Do protectors exercise ultimate effective control?

This is a question that needs to be considered carefully as, if it is the case, then the protector is potentially the subject of reporting and there may be circumstances in which the entire value of the trust would be reported to the protector’s tax authorities.

Fortunately, there will be many instances where a protector’s powers will be such that they do not place ultimate effective control in the hands of the protector and, even if they do, there is still the question as to whether the protector actually exercises those powers. But the position can only be clarified in each case by an examination of the terms of the trust deed and of the other factual circumstances surrounding the role actually played by the protector.

Where there is doubt as to the impact of the current powers of a protector, as set out in the trust deed, or the implications of the interaction between the protector and the trust, steps should be taken to create greater certainty by removing or modifying certain powers. Consideration could also be given to whether the circumstances of the trust are such that a protector is still needed. However, in many cases, it may be possible to retain a protector without adverse reporting consequences.

When are protectors treated as controlling persons?

A trust is not a financial institution where, for example, its trustees are individuals or the financial situation of the trust does not meet the requirements for financial institution status.

In most cases the trust will instead be classed as a “passive non-financial entity”. In such a situation, the trustee has no reporting obligations. Instead, the obligations shift to other financial institutions (for example banks or investment funds) with whom the trust holds an account. If the trust has a wholly owned subsidiary with a managed investment portfolio, that entity is also likely to be a financial institution with reporting obligations. In such cases the bank, fund or underlying company is required to identify the controlling persons of the trust and file any necessary reports.

In the case of a non-financial entity trust, protectors are treated as a controlling persons regardless of whether or not they exercise any control. This follows directly from the wording of the CRS rules, which specifically require reporting of protectors of trusts that are passive non-financial entities. Thus, the bank will report the protector as someone with control over the trust bank account and this information (which will include the account balance and movements on the account) is likely to end up with the tax authorities in the country of the protector’s residence.

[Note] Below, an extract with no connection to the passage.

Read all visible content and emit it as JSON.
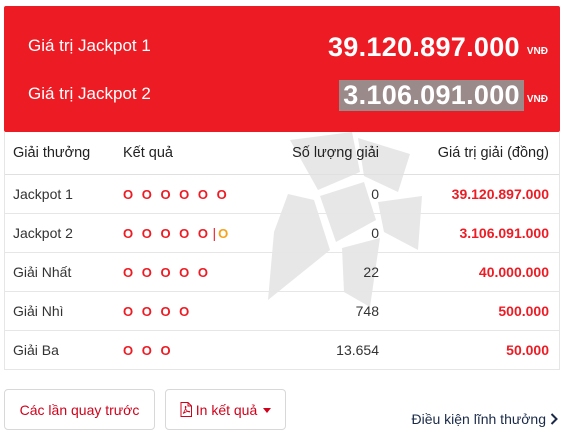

It can readily be seen that the protector of a financial institution trust is in a better position with regard to CRS reporting compared with where the trust is a passive non-financial entity. In the former situation, legitimate measures can be taken to ensure that unnecessary reporting does not happen (and, even if reporting is required, it may be possible to report a zero value rather than the full value of the trust). In the latter situation, abolition of the protector role may be the only remedy. Lucky for those who are the square pegs.

Next steps for protectors

Reporting in many countries will start to be made by financial institutions imminently. Protectors would be well advised to verify whether their trusts are financial institutions and, if so, whether their powers under the trust deed are such as to render them potentially reportable. It should not be too late to take remedial action, but that will to some extent depend on the status of the due diligence carried out to date by the trustees or by the trust’s bank.